The history of the relationship between the LGBT (lesbian, gay, bisexual and transgender) community and psychiatry has not been a happy one, reflecting but also at times reinforcing hostile social attitudes. More recently, both psychiatry and psychological therapies have been at pains to distance themselves from previous discriminatory practice and align themselves with more contemporary understandings of diverse sexual identities and behaviour. The College and other bodies such as the UK Council for Psychotherapy have developed clear statements on sexual orientation and the issue of conversion therapy in particular, pointing out that it does not work, can create distress and should not be undertaken.1
This position on conversion therapy is echoed in the raft of 75 measures announced recently by Women and Equalities Minister Penny Mordant, based on the results of the largest survey of LGBT people ever undertaken. The measures are designed to create a more inclusive society in which, among other things, individuals of any sexual persuasion may feel able to hold hands in public without fear of ridicule or attack (Hansard HC Deb, 3 July 2018, cWS). That a Conservative government has launched such an initiative seems remarkable to those of us able to remember Section 28, brought in by the Thatcher government 30 years ago (Local Government Act 1988).
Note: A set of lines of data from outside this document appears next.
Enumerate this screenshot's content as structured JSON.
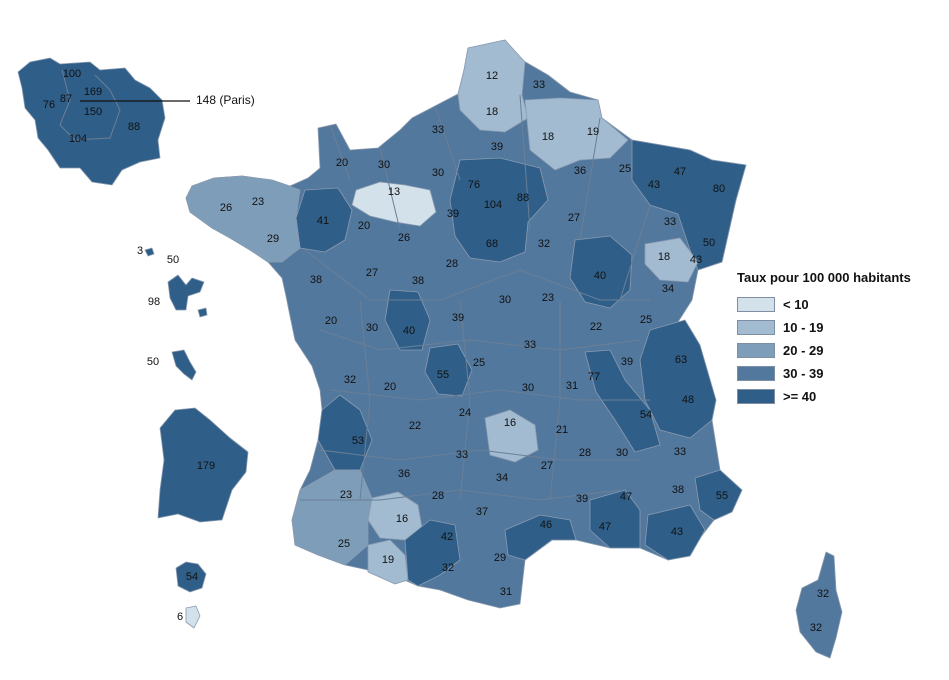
{
  "legend": {
    "title": "Taux pour 100 000 habitants",
    "classes": [
      {
        "label": "< 10",
        "color": "#d3e1eb"
      },
      {
        "label": "10 - 19",
        "color": "#a2bbd1"
      },
      {
        "label": "20 - 29",
        "color": "#7e9db9"
      },
      {
        "label": "30 - 39",
        "color": "#53789d"
      },
      {
        "label": ">= 40",
        "color": "#2f5f89"
      }
    ]
  },
  "paris_callout": "148 (Paris)",
  "values": {
    "idf": [
      "100",
      "169",
      "87",
      "76",
      "150",
      "88",
      "104"
    ],
    "islands": [
      "3",
      "50",
      "98",
      "50",
      "179",
      "54",
      "6"
    ],
    "metro": [
      "12",
      "33",
      "18",
      "18",
      "19",
      "33",
      "39",
      "20",
      "30",
      "30",
      "13",
      "76",
      "104",
      "88",
      "36",
      "25",
      "43",
      "47",
      "80",
      "26",
      "23",
      "41",
      "20",
      "39",
      "27",
      "33",
      "29",
      "26",
      "68",
      "32",
      "50",
      "18",
      "43",
      "38",
      "27",
      "28",
      "40",
      "34",
      "38",
      "30",
      "23",
      "20",
      "30",
      "40",
      "39",
      "22",
      "25",
      "33",
      "39",
      "63",
      "25",
      "32",
      "55",
      "30",
      "31",
      "77",
      "20",
      "24",
      "54",
      "48",
      "16",
      "21",
      "22",
      "33",
      "28",
      "53",
      "27",
      "30",
      "36",
      "34",
      "33",
      "28",
      "38",
      "55",
      "23",
      "16",
      "37",
      "39",
      "47",
      "46",
      "47",
      "42",
      "43",
      "25",
      "29",
      "19",
      "32",
      "31",
      "32",
      "32"
    ]
  }
}
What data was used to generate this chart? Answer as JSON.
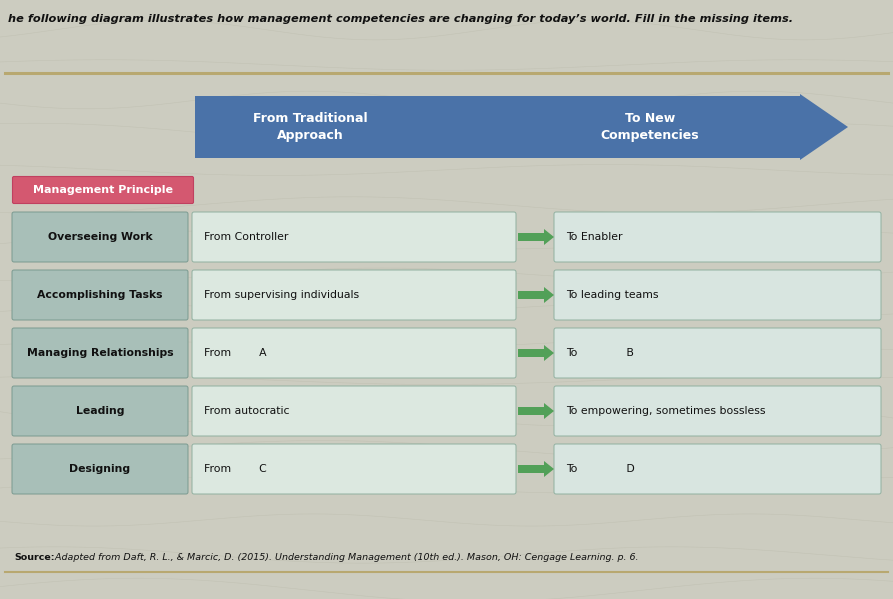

However, we should be mindful as a profession that some practitioners may not be so sympathetic to this direction of travel. Not so long ago, a significant proportion of psychiatrists and therapists, 4%, were still prepared to treat individuals for their gay and lesbian identities.Reference Bartlett, Smith and King2 It is not clear how much this has changed, if at all, on the ground. Equally, it is still very easy to locate reparative therapy options on the internet, a common port of call for those wanting some help negotiating same sex sexual preferences. A quick search picks up, among others, Nicolosi's website, which continues to say ‘If gay doesn't define you you don't have to be gay,’ accompanied by claims of treatment efficacy, in line with the views he so publicly expressed until his death in 2017 (https://www.josephnicolosi.com). He recommended reparative therapy, saying that it worked and should be offered as a psychological therapy. The number of individuals currently involved with reparative therapy is unclear and seems likely to be difficult to establish, as recent medical and political pronouncements may well drive it underground.
The College has an international reach. Many countries are still much more punitive to LGBT individuals than the UK; some have the death penalty on their statute books. Major world religions are internally divided on LGBT issues and can legitimise not only adverse social attitudes but also attempts at religious rather than medical cures. It remains to be seen how energetic the College feels it should be in sharing its liberal understanding of sexual preference. Its position on change-oriented treatments of any kind has international applicability. There may well be many individuals overseas who would thank psychiatry for taking part in this ongoing debate.